What a 1000-Line Budget Reveals About HTTP Server Design

Maurycy Z’s tinyweb is a static HTTP server in roughly 1000 lines of C. No external libraries. No build system beyond a Makefile. It serves files, generates directory listings, and speaks enough HTTP/1.1 to satisfy a modern browser. The interesting thing is not what it can do. It is what the line budget forces you to understand before you can write even a single line of it.

Working within 1000 lines is a different kind of constraint than working within a deadline or a performance budget. It is a clarity constraint. Every abstraction you skip reduces the line count. Every protocol feature you implement costs lines you cannot spend elsewhere. The result is a design document in code: what is structurally necessary to serve HTTP, and what belongs to the layers that production software adds afterward.

The POSIX Socket Sequence

An HTTP server is a TCP server. The POSIX socket API for establishing a listening TCP socket has not changed in any meaningful way since BSD 4.2 in 1983, and the six-call sequence is worth understanding precisely because it underlies every network program you have ever run.

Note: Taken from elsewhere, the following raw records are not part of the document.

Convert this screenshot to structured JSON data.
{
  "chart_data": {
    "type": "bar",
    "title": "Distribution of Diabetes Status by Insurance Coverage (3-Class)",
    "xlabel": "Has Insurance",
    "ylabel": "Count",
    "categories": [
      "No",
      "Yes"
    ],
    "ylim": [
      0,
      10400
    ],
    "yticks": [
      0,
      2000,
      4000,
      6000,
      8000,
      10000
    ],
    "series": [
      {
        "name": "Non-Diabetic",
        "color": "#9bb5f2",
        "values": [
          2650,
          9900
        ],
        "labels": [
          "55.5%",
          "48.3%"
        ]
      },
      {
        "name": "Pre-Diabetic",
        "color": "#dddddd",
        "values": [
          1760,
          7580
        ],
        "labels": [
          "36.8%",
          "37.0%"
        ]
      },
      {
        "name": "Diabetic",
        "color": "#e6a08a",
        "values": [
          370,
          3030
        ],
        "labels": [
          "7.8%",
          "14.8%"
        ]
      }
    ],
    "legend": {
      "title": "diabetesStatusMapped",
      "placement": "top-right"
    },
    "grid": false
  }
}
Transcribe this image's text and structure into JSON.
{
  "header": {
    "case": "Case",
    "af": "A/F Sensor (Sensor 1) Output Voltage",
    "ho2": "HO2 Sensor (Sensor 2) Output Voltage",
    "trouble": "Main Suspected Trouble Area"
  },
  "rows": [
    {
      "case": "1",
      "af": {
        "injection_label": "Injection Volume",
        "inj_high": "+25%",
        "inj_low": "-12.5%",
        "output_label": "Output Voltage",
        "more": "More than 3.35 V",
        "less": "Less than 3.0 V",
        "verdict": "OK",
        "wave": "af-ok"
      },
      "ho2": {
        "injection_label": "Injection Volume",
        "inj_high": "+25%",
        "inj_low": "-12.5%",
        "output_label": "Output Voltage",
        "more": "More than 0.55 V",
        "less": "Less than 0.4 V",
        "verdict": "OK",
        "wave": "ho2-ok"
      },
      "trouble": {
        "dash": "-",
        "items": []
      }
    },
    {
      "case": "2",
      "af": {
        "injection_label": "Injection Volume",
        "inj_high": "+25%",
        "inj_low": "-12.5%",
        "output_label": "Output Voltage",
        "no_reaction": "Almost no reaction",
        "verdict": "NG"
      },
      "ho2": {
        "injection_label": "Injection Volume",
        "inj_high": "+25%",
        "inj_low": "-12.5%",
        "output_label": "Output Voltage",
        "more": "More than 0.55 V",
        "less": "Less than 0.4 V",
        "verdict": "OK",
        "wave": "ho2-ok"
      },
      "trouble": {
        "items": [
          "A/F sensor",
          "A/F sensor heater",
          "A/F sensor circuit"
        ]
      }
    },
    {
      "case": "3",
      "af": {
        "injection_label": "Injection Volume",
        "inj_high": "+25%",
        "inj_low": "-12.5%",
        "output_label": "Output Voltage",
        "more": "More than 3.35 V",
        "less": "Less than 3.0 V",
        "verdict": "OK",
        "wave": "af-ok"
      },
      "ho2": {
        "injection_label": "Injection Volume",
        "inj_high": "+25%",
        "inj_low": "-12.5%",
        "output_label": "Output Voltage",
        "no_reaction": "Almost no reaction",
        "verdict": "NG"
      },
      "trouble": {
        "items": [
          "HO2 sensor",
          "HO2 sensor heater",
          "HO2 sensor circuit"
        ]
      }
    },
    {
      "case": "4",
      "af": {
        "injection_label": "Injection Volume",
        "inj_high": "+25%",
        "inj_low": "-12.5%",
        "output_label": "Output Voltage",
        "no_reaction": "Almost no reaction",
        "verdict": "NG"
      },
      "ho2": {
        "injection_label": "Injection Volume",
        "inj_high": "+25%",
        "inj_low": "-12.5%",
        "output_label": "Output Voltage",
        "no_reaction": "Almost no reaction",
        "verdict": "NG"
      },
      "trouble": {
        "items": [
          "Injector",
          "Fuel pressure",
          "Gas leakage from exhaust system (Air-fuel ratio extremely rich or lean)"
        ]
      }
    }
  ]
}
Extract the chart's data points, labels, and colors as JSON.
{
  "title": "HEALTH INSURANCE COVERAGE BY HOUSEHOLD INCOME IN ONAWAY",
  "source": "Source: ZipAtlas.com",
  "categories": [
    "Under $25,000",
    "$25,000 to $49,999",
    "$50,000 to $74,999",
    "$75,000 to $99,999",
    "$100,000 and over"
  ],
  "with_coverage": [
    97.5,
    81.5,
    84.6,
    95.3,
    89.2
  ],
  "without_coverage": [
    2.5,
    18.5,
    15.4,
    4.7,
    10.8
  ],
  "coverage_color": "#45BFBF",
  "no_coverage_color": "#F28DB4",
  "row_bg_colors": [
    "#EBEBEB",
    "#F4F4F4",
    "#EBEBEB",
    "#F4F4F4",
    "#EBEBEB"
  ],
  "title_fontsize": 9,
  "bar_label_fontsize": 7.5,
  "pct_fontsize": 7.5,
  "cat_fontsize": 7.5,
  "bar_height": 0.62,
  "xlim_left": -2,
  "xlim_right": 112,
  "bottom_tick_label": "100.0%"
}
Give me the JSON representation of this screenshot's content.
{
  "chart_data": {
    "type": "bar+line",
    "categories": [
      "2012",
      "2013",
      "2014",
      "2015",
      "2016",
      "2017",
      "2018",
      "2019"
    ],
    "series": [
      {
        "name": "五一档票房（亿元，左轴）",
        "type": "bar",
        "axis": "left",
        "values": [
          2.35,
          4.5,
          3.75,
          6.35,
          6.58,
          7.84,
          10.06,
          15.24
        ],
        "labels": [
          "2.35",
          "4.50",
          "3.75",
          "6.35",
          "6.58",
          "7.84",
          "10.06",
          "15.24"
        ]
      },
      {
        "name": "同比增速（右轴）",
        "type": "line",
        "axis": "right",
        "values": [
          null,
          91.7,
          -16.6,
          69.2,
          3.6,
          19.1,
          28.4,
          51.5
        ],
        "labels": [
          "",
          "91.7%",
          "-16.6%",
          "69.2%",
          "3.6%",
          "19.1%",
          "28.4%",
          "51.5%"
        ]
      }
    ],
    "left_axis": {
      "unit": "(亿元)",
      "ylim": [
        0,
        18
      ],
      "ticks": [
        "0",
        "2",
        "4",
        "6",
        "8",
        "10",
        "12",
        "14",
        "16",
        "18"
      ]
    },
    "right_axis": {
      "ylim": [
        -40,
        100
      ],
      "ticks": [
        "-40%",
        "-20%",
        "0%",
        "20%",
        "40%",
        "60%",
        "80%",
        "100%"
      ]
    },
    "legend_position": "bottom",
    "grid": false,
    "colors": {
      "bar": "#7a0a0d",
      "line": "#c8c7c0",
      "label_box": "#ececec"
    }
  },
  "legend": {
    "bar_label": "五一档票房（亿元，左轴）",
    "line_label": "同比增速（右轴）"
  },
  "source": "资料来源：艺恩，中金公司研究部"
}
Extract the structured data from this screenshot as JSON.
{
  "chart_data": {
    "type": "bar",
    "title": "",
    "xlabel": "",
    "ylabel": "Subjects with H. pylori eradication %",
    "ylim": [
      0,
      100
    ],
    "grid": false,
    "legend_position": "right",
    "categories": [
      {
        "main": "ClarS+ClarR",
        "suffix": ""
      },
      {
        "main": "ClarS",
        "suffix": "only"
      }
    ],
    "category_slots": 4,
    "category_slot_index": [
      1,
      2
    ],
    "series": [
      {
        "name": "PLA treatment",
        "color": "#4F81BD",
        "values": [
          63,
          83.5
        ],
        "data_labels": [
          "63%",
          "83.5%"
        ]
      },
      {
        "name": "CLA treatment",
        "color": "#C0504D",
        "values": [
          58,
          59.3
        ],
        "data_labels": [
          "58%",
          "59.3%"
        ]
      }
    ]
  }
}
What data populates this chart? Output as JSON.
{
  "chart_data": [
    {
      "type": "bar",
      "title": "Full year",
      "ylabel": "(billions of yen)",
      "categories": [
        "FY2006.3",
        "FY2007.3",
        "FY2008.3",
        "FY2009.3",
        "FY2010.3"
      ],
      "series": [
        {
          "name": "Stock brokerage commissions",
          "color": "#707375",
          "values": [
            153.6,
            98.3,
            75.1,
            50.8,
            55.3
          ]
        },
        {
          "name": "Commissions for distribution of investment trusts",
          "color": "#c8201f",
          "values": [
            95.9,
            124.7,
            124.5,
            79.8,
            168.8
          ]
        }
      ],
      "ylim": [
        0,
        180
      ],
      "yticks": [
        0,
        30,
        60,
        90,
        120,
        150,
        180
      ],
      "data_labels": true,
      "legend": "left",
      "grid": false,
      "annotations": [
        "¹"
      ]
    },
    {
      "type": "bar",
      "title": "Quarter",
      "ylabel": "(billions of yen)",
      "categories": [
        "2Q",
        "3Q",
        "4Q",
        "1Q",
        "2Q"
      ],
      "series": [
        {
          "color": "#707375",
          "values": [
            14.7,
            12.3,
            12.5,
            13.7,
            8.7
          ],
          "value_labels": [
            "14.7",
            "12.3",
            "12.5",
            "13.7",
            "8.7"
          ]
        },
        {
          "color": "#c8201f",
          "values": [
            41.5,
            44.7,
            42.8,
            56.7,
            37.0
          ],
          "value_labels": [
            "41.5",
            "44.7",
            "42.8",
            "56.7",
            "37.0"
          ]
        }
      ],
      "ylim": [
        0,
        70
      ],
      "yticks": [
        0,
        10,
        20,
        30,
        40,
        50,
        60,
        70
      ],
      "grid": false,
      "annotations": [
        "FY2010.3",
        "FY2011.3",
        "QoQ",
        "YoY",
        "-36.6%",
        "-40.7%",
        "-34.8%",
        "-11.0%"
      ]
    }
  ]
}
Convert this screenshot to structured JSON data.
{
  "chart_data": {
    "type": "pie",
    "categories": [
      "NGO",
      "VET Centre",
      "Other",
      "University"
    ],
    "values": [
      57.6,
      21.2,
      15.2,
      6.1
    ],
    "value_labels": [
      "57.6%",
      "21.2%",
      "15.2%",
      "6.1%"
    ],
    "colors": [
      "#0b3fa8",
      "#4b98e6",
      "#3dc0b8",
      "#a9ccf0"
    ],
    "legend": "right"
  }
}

socket(AF_INET, SOCK_STREAM, 0) creates a file descriptor representing an endpoint. At this point it is not bound to any address or port. The AF_INET constant specifies IPv4; SOCK_STREAM means TCP rather than the datagram-oriented SOCK_DGRAM used by UDP.

setsockopt(fd, SOL_SOCKET, SO_REUSEADDR, &opt, sizeof(opt)) sets an option that matters in practice: without it, the kernel keeps the port in TIME_WAIT for up to two minutes after the server shuts down, and restarting returns EADDRINUSE. This is the first thing that catches you when you test a server by restarting it repeatedly during development.

bind(fd, addr, addrlen) associates the socket with a specific IP address and port number. Passing INADDR_ANY as the address tells the kernel to accept connections on all network interfaces. The port is specified in network byte order via htons(), which byte-swaps on little-endian machines. Forgetting htons() is a classic mistake; the server binds, listens, and accepts nothing because the port number is scrambled in the header.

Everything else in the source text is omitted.